The use of anti-seismic pads is a common technique for damping bridges, tall buildings and some fission reactors. ITER will be the first fusion device sitting on such "cushions." The pads developed for ITER are square shaped and approximately 0.90 x 0.90 m. They form a sort of "sandwich" comprising alternate layers of elastomer and metal plate.

The height of each "sandwich" is approximately 20 centimetres. They will rest on concrete columns each 1.8 metres high. Some 560 of them will be distributed throughout the Tokamak Complex foundation raft so as to best match a uniform vertical load to be supported.
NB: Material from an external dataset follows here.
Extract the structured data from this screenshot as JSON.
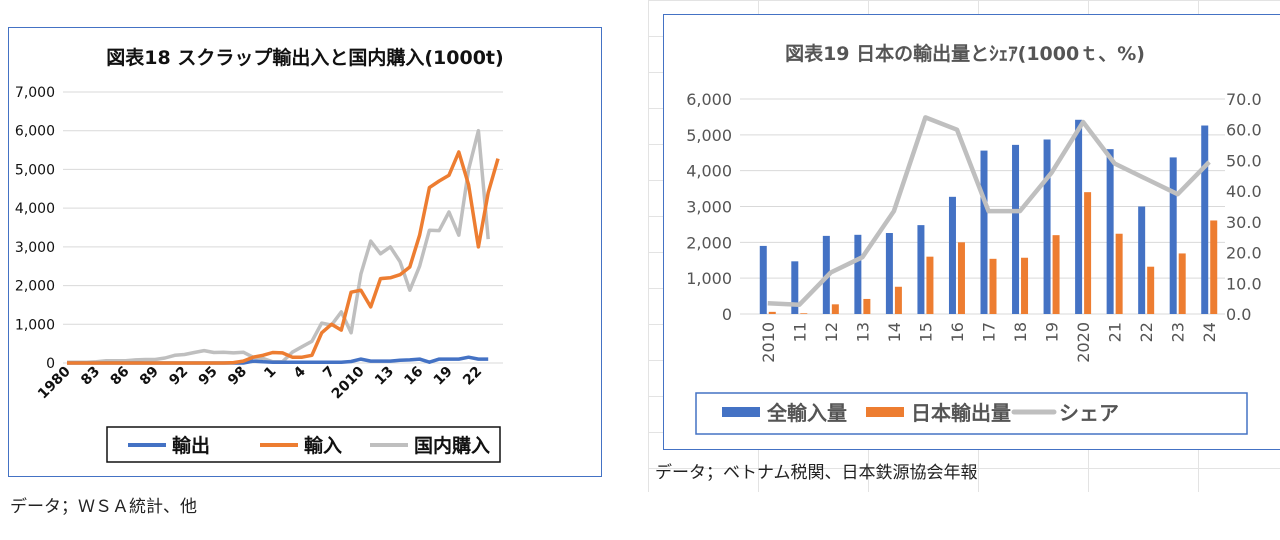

An appropriate minimum distance is left around the pads to allow for regular inspection and the possible replacement of bearing pads. In total, a two-metre clearance height is thus provided in the "basement," allowing accessibility for inspection and maintenance. "This is a lesson learned from former projects," says Patisson. "There are cases when there was not enough room provided for maintenance access, so the workers had to roll in the cavern underneath the concrete, lying on their backs looking up."

At the end of 2005, the European Fusion Development Agreement (EFDA) jointly with the Jules Horowitz Reactor, currently under construction on the CEA site in Cadarache, launched a qualification program with a series of tests that were performed throughout 2006 and 2007. The design of the bearings is currently under its final review by the ITER Organization and the Domestic Agencies. It will then be submitted to the Nuclear Safety Authority in the framework of the licensing process.

One of the 90 x 90 cm rubber-steel-sandwiches on which the Tokamak Complex will be bedded.